Figure 4 below shows the training and validation losses for the “simpleRNN” architecture for different numbers of units (4,8,16,32). The “simpleRNN” architecture with the largest number of units gives the best prediction. Here it should be noted that the training is stopped after 2000 epochs, and the effect of overfitting is not clearly visible.

Figure 3: Predicted and “true” outputs of the “simpleRNN” architecture for different number of units.
Figure 4: Training and validation losses of the “simpleRNN” architecture for different number of units.

Similarly to Figs. 3 and 4, Figs. 5 and 6 show the time response and losses for the GRU networks with respect to the number of units.

Figure 5: Predicted and “true” outputs of the “GRU” architecture for different number of units.
Figure 6: Training and validation losses of the “GRU” architecture for different number of units.

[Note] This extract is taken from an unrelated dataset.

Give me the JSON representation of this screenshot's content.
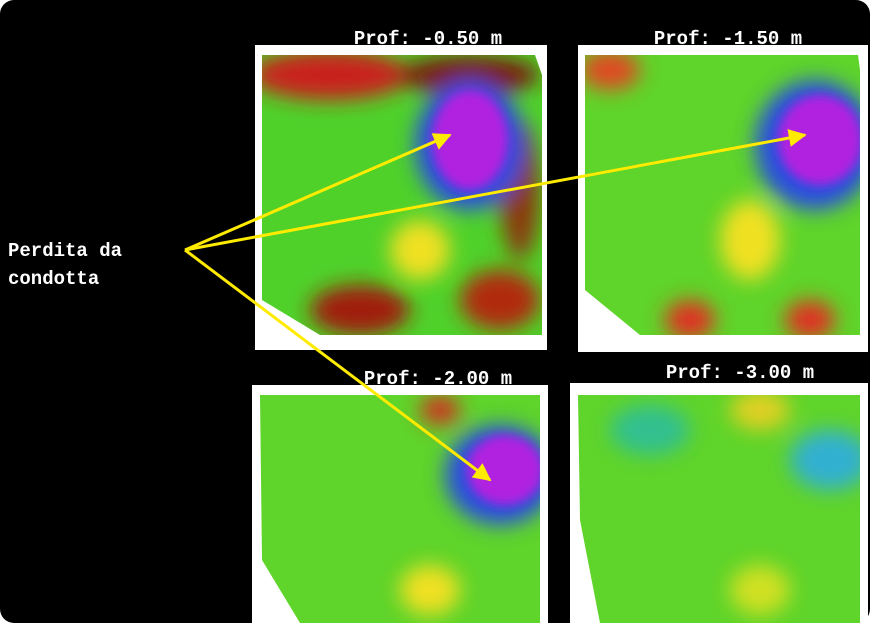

Figures 7 and 8 show the time response and losses for the LSTM networks with respect to the number of units.

Figure 7: Predicted and “true” outputs of the “LSTM” architecture for different number of units
Figure 8: Training and validation losses of the “LSTM” architecture for different number of units.

We can see that we need a relatively high number of units (that is, the model order) to estimate the model. This is due to the two issues. First of all, we need to increase the number of epochs to obtain better results. Secondly, since the model is linear, we need to tell to Keras that we want to use linear activation functions and that we do not need bias. The following code achieves this:

model=Sequential()
model.add(SimpleRNN(2, input_shape=(trainX.shape[1],trainX.shape[2]),use_bias=False, activation='linear',return_sequences=True))
#model.add(GRU(32, input_shape=(trainX.shape[1],trainX.shape[2]),return_sequences=True))
#model.add(LSTM(32, input_shape=(trainX.shape[1],trainX.shape[2]),return_sequences=True))
#model.add(Dense(1))

model.add(Dense(1, activation='linear', use_bias=False))
#model.add(TimeDistributed(Dense(1,activation="linear",use_bias=False)))  #there is no difference between this and model.add(Dense(1))...
# does not make sense to use metrics=['acc'], see https://stackoverflow.com/questions/41819457/zero-accuracy-training-a-neural-network-in-keras
model.compile(optimizer=RMSprop(), loss='mean_squared_error', metrics=['mse'])
# after every epoch, we save the model, this is the absolute path on my C: drive, so the path is
# C:\python_files\system_identification\models\
filepath="\\python_files\\system_identification\\models\\weights-{epoch:02d}-{val_loss:.6f}.hdf5"
checkpoint = ModelCheckpoint(filepath, monitor='val_loss', verbose=0, save_best_only=True, save_weights_only=False, mode='auto', period=1)
callbacks_list = [checkpoint]
history=model.fit(trainX, output_train , epochs=4000, batch_size=1, callbacks=callbacks_list, validation_data=(validateX,output_validate), verbose=2)

In code line 2 we specify a “SimpleRNN” with 2 units, we specify a linear activation function, and we set bias to “false”. Also, in code line 7 we specify that in the output layer we want to use linear activation function and that we do not want to use bias. The prediction performance of the modified model is given in Fig. 9 below, and training and validation losses are given in Fig. 10 below. Finally, in code line 16, we increase the number of epoch to 4000 to obtain better results.

Figure 9: The prediction performance for modified “SimpleRNN()”. Note that in this case we are using 2 units and epoch=4000.
Figure 10: Training and validation losses for modified “SimpleRNN” architecture. Note that in this case we are using 2 units and epoch=4000.

4. Critique, Conclusions, and Future Work

We have explained how to use Keras/TensorFlow library to reproduce an input-output behavior of a dynamical system.
The main drawback of the present approach is that we need to know an initial condition to apply it. In practice, it is rarely the case that we know the initial condition of the system. One of the ways to overcome this is to simply ignore the initial condition since if the system is stable, the effect of the initial condition will fade away as time increases. Another approach is to reformulate the model we want to estimate and to try to estimate the model in the autoregressive with exogenous input form. This model predicts the system output only on the basis of the past inputs and outputs.